Il y a un peu moins d’un mois, un accident mortel a une fois de plus mis en relief l’oubli du piéton dans l’aménagement de nos villes. Ça s’est passé dans la région d’Atlanta lorsqu’une mère de famille et ses trois enfants descendant du bus ont traversé la route de 4 voies qui les séparaient de leur immeuble. Au milieu, le fils de 4 ans a voulu continuer la traversée en lâchant la main de sa mère avec la suite tragique que l’on connaît aujourd’hui. En plus d’avoir perdu son enfant, cette mère se retrouve aujourd’hui condamnée pour homicide avec un véhicule (vehicular homicide), puisqu’ils n’étaient pas sur un passage piétons. Le plus proche était situé à 450 m de leur arrêt de bus. Comme 85 % des ménages à faibles revenus de la région d’Atlanta, cette famille vit dans un quartier de banlieue. Un quartier qui a été conçu autour de l’automobile il y a quelques décennies, divisé par de grandes (auto)routes. Un quartier qui ne correspond plus à la réalité sociale, les plus démunis se déplaçant généralement à pied ou en transport collectif.

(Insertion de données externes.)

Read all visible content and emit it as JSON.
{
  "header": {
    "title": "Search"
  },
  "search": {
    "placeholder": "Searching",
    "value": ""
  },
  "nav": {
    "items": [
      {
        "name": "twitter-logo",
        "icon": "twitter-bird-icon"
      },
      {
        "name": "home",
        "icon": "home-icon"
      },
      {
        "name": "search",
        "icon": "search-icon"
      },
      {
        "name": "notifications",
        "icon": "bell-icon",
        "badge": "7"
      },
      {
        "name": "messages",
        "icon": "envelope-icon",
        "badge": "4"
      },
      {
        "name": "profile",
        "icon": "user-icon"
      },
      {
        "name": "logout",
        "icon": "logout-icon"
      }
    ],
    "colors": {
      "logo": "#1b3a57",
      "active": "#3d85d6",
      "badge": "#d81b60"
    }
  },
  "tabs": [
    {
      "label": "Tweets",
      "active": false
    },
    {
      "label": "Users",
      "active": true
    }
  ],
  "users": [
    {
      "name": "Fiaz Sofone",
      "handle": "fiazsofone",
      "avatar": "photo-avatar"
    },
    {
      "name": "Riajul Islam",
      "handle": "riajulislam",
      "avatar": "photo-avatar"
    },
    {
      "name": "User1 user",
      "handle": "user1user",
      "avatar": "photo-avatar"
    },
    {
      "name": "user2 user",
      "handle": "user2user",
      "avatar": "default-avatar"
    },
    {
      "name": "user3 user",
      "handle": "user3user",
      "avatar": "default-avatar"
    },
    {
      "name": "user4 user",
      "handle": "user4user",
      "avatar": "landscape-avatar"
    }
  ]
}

Cet évènement à fait ressurgir une vidéo très intéressante de PBS que je vous invite à regarder :

Comme le mentionne Michael Orta, de PEDS (un organisme de promotion et de défense des piétons d’Atlanta), on ne peut pas demander aux gens de marcher 800 mètres pour traverser sur un passage piéton. [...] Personne ne ferait ça. Un piéton marchera rarement plus vite que 100m/minute, et bien souvent moins que ça. Avec un mode de déplacement naturel et relativement lent, il est contre-intuitif d’effectuer d’important détour. Un bon exemple est l’apparition systématique de cheminements piétonniers dans les parcs publics : certains responsables attendent même leur apparition pour ensuite définir les chemins à aménager.

À l’échelle de la ville, la question est plus complexe. Il s’agit d’améliorer la connectivité ou la perméabilité de la trame urbaine pour permettre aux piétons de se déplacer dans des quartiers à l’échelle humaine. Riches ou pauvres de nombreux quartiers présentent des lacunes en la matière. Si l’on y ajoute l’effet barrière, l’isolement des plus démunis n’en est que plus grand. Bien que souvent, la situation ne soit pas aussi alarmante dans les villes québécoises que dans bien des villes des États-Unis, il incombe aux collectivités de s’attaquer à cette problématique au plus vite pour créer des milieux plus adaptés à tous.